Geographic access to most types of physicians has continued to improve over the past 20 years. However, some smaller specialties have not spread to the most rural areas, according to a study supported by the Agency for Healthcare Research and Quality (HS10803). Current measures of geographic access to physicians are misleading, overstating the extent of maldistribution and yielding an incorrect ranking of areas according to geographic accessibility of physicians. The researchers suggest that more accurate measures of physician access will improve resource allocation.

Researchers used multiple measures of geographic access, including physician-to-population ratios, average distance traveled to the nearest physician, and projected average caseload per physician, to measure physician access in 23 States with low physician-population ratios. Between 1979 and 1999, the number of physicians doubled in the sample States. The multiple access measures used confirmed that residents of metropolitan areas continued to have better geographic access to physicians, followed by residents in rural counties adjacent to metropolitan areas, and lastly by isolated rural areas. Although most specialties experienced greater diffusion everywhere, smaller specialties had not yet diffused to the smallest towns.

In 1999, with the exception of general practitioners/family physicians, metropolitan counties had the highest physician-to-population ratios for all specialties. Fringe counties of metropolitan areas of 1 million or more, however, had markedly fewer physicians of each specialty than the smaller metropolitan areas.

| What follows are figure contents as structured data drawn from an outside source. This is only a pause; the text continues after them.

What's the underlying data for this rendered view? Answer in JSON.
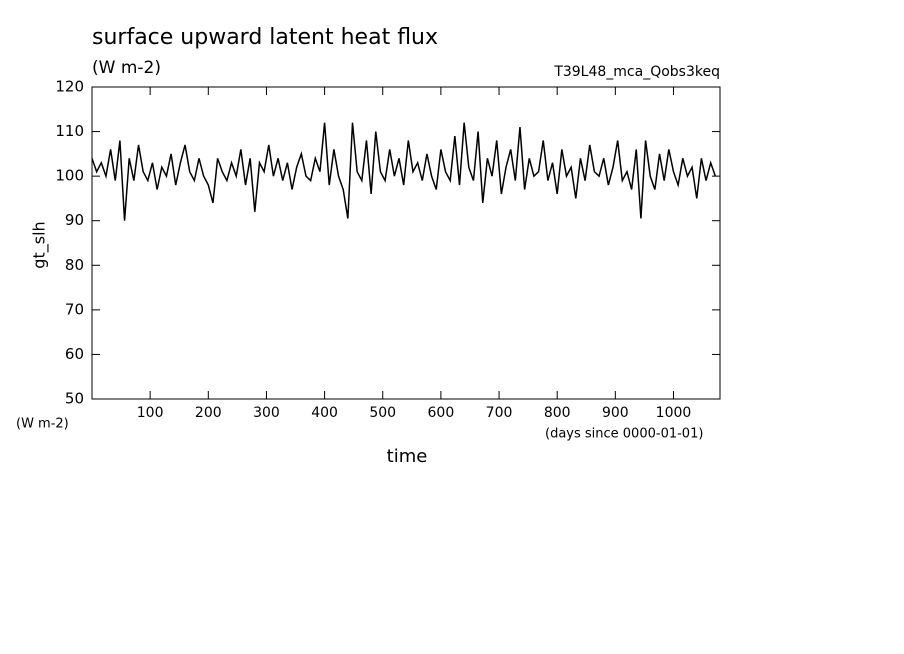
{
  "chart_data": {
    "type": "line",
    "title": "surface upward latent heat flux",
    "subtitle": "(W m-2)",
    "run_label": "T39L48_mca_Qobs3keq",
    "y_label": "gt_slh",
    "y_units": "(W m-2)",
    "x_label": "time",
    "x_units": "(days since 0000-01-01)",
    "color": "#000000",
    "grid": false,
    "xlim": [
      0,
      1080
    ],
    "xticks": [
      100,
      200,
      300,
      400,
      500,
      600,
      700,
      800,
      900,
      1000
    ],
    "ylim": [
      50,
      120
    ],
    "yticks": [
      50,
      60,
      70,
      80,
      90,
      100,
      110,
      120
    ],
    "x": [
      0,
      8,
      16,
      24,
      32,
      40,
      48,
      56,
      64,
      72,
      80,
      88,
      96,
      104,
      112,
      120,
      128,
      136,
      144,
      152,
      160,
      168,
      176,
      184,
      192,
      200,
      208,
      216,
      224,
      232,
      240,
      248,
      256,
      264,
      272,
      280,
      288,
      296,
      304,
      312,
      320,
      328,
      336,
      344,
      352,
      360,
      368,
      376,
      384,
      392,
      400,
      408,
      416,
      424,
      432,
      440,
      448,
      456,
      464,
      472,
      480,
      488,
      496,
      504,
      512,
      520,
      528,
      536,
      544,
      552,
      560,
      568,
      576,
      584,
      592,
      600,
      608,
      616,
      624,
      632,
      640,
      648,
      656,
      664,
      672,
      680,
      688,
      696,
      704,
      712,
      720,
      728,
      736,
      744,
      752,
      760,
      768,
      776,
      784,
      792,
      800,
      808,
      816,
      824,
      832,
      840,
      848,
      856,
      864,
      872,
      880,
      888,
      896,
      904,
      912,
      920,
      928,
      936,
      944,
      952,
      960,
      968,
      976,
      984,
      992,
      1000,
      1008,
      1016,
      1024,
      1032,
      1040,
      1048,
      1056,
      1064,
      1072
    ],
    "values": [
      104,
      101,
      103,
      100,
      106,
      99,
      108,
      90,
      104,
      99,
      107,
      101,
      99,
      103,
      97,
      102,
      100,
      105,
      98,
      103,
      107,
      101,
      99,
      104,
      100,
      98,
      94,
      104,
      101,
      99,
      103,
      100,
      106,
      98,
      104,
      92,
      103,
      101,
      107,
      100,
      104,
      99,
      103,
      97,
      102,
      105,
      100,
      99,
      104,
      101,
      112,
      98,
      106,
      100,
      97,
      90.5,
      112,
      101,
      99,
      108,
      96,
      110,
      101,
      99,
      106,
      100,
      104,
      98,
      108,
      101,
      103,
      99,
      105,
      100,
      97,
      106,
      101,
      99,
      109,
      98,
      112,
      102,
      99,
      110,
      94,
      104,
      100,
      108,
      96,
      102,
      106,
      99,
      111,
      97,
      104,
      100,
      101,
      108,
      99,
      103,
      96,
      106,
      100,
      102,
      95,
      104,
      99,
      107,
      101,
      100,
      104,
      98,
      102,
      108,
      99,
      101,
      97,
      106,
      90.5,
      108,
      100,
      97,
      105,
      99,
      106,
      101,
      98,
      104,
      100,
      102,
      95,
      104,
      99,
      103,
      100
    ]
  }
}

Differences were significant for 11 of 17 specialties examined. Distance-traveled and caseload models that allow patients to cross county lines showed less geographic disparity in physician access. Even in the most remote counties, the average distance to the nearest doctor of any type was less than 5 miles. Also, very few patients, even in the most rural counties, were assigned to physicians with a caseload that exceeded Federal guidelines for defining physician shortage areas.

See "The geographic distribution of physicians revisited," by Meredith B. Rosenthal, Ph.D., Alan Zaslavsky, Ph.D., and Joseph P. Newhouse, Ph.D., in the December 2005 HSR: Health Services Research 40(6), pp. 1931-1952.